Although the new government of Patricio Aylwin has made some improvements (a recent tax reform increased spending on social services by 40 per cent over three years), the military regime created a political system in which elected authorities have limited power.

A fixed 10 per cent of the state-owned copper agency’s sales goes directly to the armed forces. And the electoral system ensures that, with one third of the vote, the parties who supported the military hold close to half the seats in Congress.

Manfred Max Neef, winner of the alternative Nobel prize for economics, and one of the few to criticize the free hand given to foreign investors, warns that Chile’s integration into world markets has created a dangerous dependency. ‘We’ve already lost our self-sufficiency for food.

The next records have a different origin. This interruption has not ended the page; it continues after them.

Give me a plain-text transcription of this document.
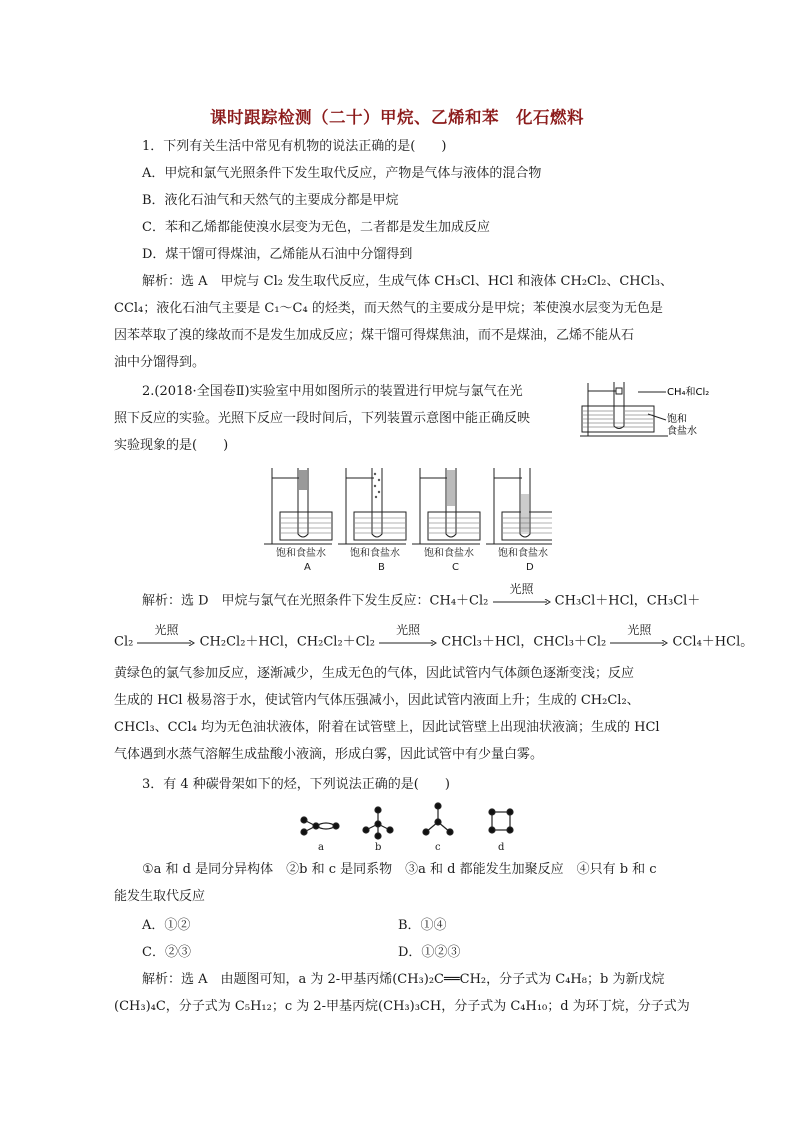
课时跟踪检测（二十）甲烷、乙烯和苯　化石燃料
1．下列有关生活中常见有机物的说法正确的是(　　)
A．甲烷和氯气光照条件下发生取代反应，产物是气体与液体的混合物
B．液化石油气和天然气的主要成分都是甲烷
C．苯和乙烯都能使溴水层变为无色，二者都是发生加成反应
D．煤干馏可得煤油，乙烯能从石油中分馏得到
解析：选 A　甲烷与 Cl₂ 发生取代反应，生成气体 CH₃Cl、HCl 和液体 CH₂Cl₂、CHCl₃、
CCl₄；液化石油气主要是 C₁～C₄ 的烃类，而天然气的主要成分是甲烷；苯使溴水层变为无色是
因苯萃取了溴的缘故而不是发生加成反应；煤干馏可得煤焦油，而不是煤油，乙烯不能从石
油中分馏得到。
2.(2018·全国卷Ⅱ)实验室中用如图所示的装置进行甲烷与氯气在光
照下反应的实验。光照下反应一段时间后，下列装置示意图中能正确反映
实验现象的是(　　)
CH₄和Cl₂
饱和
食盐水
饱和食盐水 饱和食盐水 饱和食盐水 饱和食盐水
A	B	C	D
解析：选 D　甲烷与氯气在光照条件下发生反应：CH₄＋Cl₂
光照
CH₃Cl＋HCl，CH₃Cl＋
Cl₂
光照
CH₂Cl₂＋HCl，CH₂Cl₂＋Cl₂
光照
CHCl₃＋HCl，CHCl₃＋Cl₂
光照
CCl₄＋HCl。
黄绿色的氯气参加反应，逐渐减少，生成无色的气体，因此试管内气体颜色逐渐变浅；反应
生成的 HCl 极易溶于水，使试管内气体压强减小，因此试管内液面上升；生成的 CH₂Cl₂、
CHCl₃、CCl₄ 均为无色油状液体，附着在试管壁上，因此试管壁上出现油状液滴；生成的 HCl
气体遇到水蒸气溶解生成盐酸小液滴，形成白雾，因此试管中有少量白雾。
3．有 4 种碳骨架如下的烃，下列说法正确的是(　　)
a	b	c	d
①a 和 d 是同分异构体　②b 和 c 是同系物　③a 和 d 都能发生加聚反应　④只有 b 和 c
能发生取代反应
A．①②	B．①④
C．②③	D．①②③
解析：选 A　由题图可知，a 为 2-甲基丙烯(CH₃)₂C══CH₂，分子式为 C₄H₈；b 为新戊烷
(CH₃)₄C，分子式为 C₅H₁₂；c 为 2-甲基丙烷(CH₃)₃CH，分子式为 C₄H₁₀；d 为环丁烷，分子式为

On the best pastures in Chile farmers are all growing eucalyptus because it’s more “profitable” according to market signs. But market signs are only valid in the short term and eucalyptus plantations are irreversible.’

But it’s what goes on inside those sparkling new fruit-packing plants that reveals the system’s most serious flaws. There, and in the orchards that supply them, an estimated 500,000 temporary workers – mostly women – work 12 to 16-hour days, six or seven days a week, on short-term contracts that last as little as a week.

Because they work eight months at most, employers and authorities consider them like ‘housewives or students who work during holidays’, says community organizer Bernardo Reyes, who works with the fruit handlers. ‘It’s hard for them to recognize themselves as workers. Their jobs have only existed for eight years: they have no identity within our society.’

The military government virtually destroyed a highly organized union movement. Today only 15 per cent of workers are protected by collective bargaining. And unions have few resources to organize workers in the burgeoning fruit industry. Nor is the government overly concerned. Reyes cites the example of a labour ministry official who does consulting for 14 of the companies whose compliance he’s supposed to enforce.

Meanwhile the enthusiasm for investment by multinationals may even be threatening the state-owned copper company, Codelco. A new generation of managers is increasingly convinced that the company must be privatized to survive. State administration is too inefficient, they argue, and the unions too powerful to allow changes.

Lake Sagaris is a freelance writer, poet and a long-time resident of Chile.